Lim x^alfa* (cosx/x)^2, at infinity. Alfa can take any value we want . Who can demonstrate that this integral is convergent?

1 Answer
Jun 6, 2018

Multiply out expression and evaluate function behaviours at infinity

Explanation:

The quantity asked about: lim_(x->oo)x^alpha(cosx/x)^2. Note that, as stated, this is not an integral, rather an expression.

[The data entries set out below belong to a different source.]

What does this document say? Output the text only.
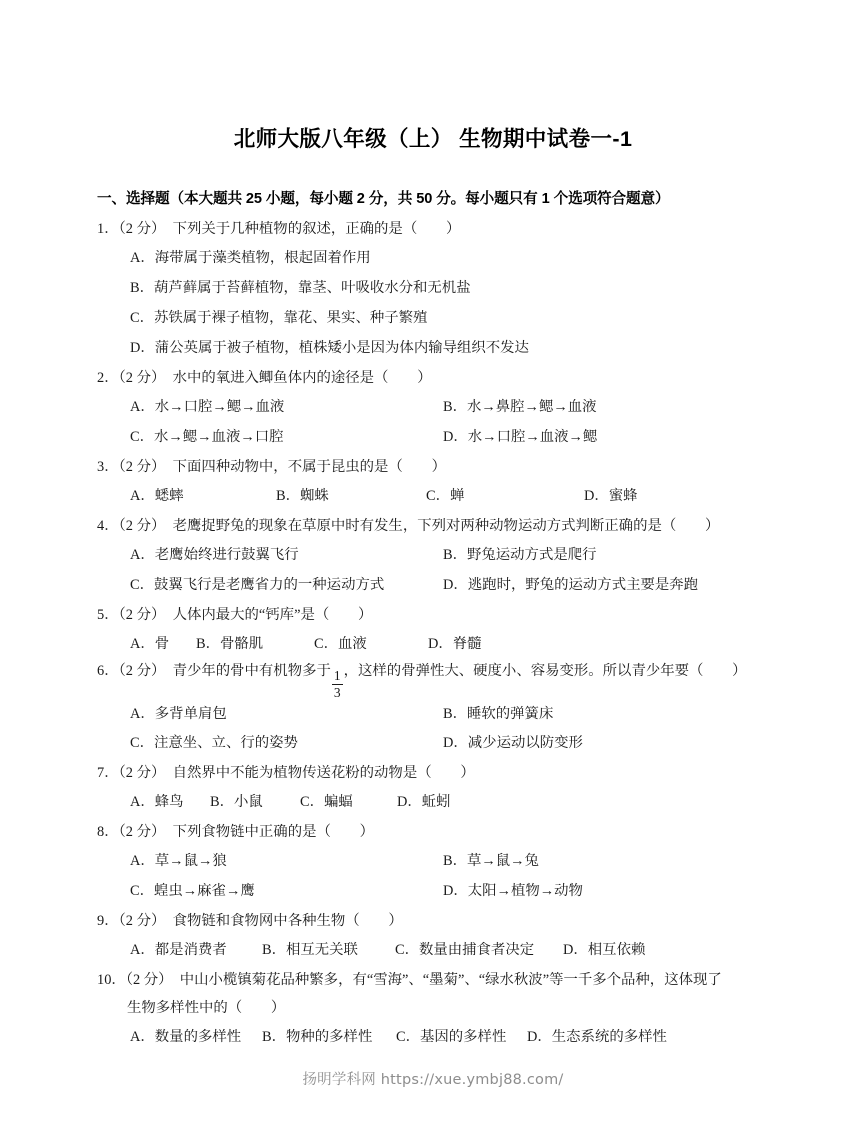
北师大版八年级（上） 生物期中试卷一-1
一、选择题（本大题共 25 小题，每小题 2 分，共 50 分。每小题只有 1 个选项符合题意）
1．（2 分） 下列关于几种植物的叙述，正确的是（　　）
A．海带属于藻类植物，根起固着作用
B．葫芦藓属于苔藓植物，靠茎、叶吸收水分和无机盐
C．苏铁属于裸子植物，靠花、果实、种子繁殖
D．蒲公英属于被子植物，植株矮小是因为体内输导组织不发达
2．（2 分） 水中的氧进入鲫鱼体内的途径是（　　）
A．水→口腔→鳃→血液	B．水→鼻腔→鳃→血液
C．水→鳃→血液→口腔	D．水→口腔→血液→鳃
3．（2 分） 下面四种动物中，不属于昆虫的是（　　）
A．蟋蟀	B．蜘蛛	C．蝉	D．蜜蜂
4．（2 分） 老鹰捉野兔的现象在草原中时有发生，下列对两种动物运动方式判断正确的是（　　）
A．老鹰始终进行鼓翼飞行	B．野兔运动方式是爬行
C．鼓翼飞行是老鹰省力的一种运动方式	D．逃跑时，野兔的运动方式主要是奔跑
5．（2 分） 人体内最大的“钙库”是（　　）
A．骨	B．骨骼肌	C．血液	D．脊髓
6．（2 分） 青少年的骨中有机物多于 $\frac{1}{3}$ ，这样的骨弹性大、硬度小、容易变形。所以青少年要（　　）
A．多背单肩包	B．睡软的弹簧床
C．注意坐、立、行的姿势	D．减少运动以防变形
7．（2 分） 自然界中不能为植物传送花粉的动物是（　　）
A．蜂鸟	B．小鼠	C．蝙蝠	D．蚯蚓
8．（2 分） 下列食物链中正确的是（　　）
A．草→鼠→狼	B．草→鼠→兔
C．蝗虫→麻雀→鹰	D．太阳→植物→动物
9．（2 分） 食物链和食物网中各种生物（　　）
A．都是消费者	B．相互无关联	C．数量由捕食者决定	D．相互依赖
10．（2 分） 中山小榄镇菊花品种繁多，有“雪海”、“墨菊”、“绿水秋波”等一千多个品种，这体现了
生物多样性中的（　　）
A．数量的多样性	B．物种的多样性	C．基因的多样性	D．生态系统的多样性
扬明学科网 https://xue.ymbj88.com/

I assume that x is the quantity to take the infinite limit of.

Multiply out:
lim_(x->oo)x^(alpha-2)cos^2x

cos^2x periodically oscillates in the range [0,1] over the real numbers, so its behaviour at infinity is not going to be a potential problem here regarding convergence.

As x->oo, x^(alpha-2) has the following behaviours for differing alpha:

If alpha>2, then alpha-2>0 and x^(alpha-2)->oo.
If alpha=2, then x^(alpha-2)=x^0=1.
If alpha<2, then alpha-2<0 and x^(alpha-2)->0

So

If alpha>2, x^alpha(cosx/x)^2->oo as x->oo.
If alpha=2, x^alpha(cosx/x)^2->cos^2x as x->oo.
If alpha<2, x^alpha(cosx/x)^2->0 as x->oo.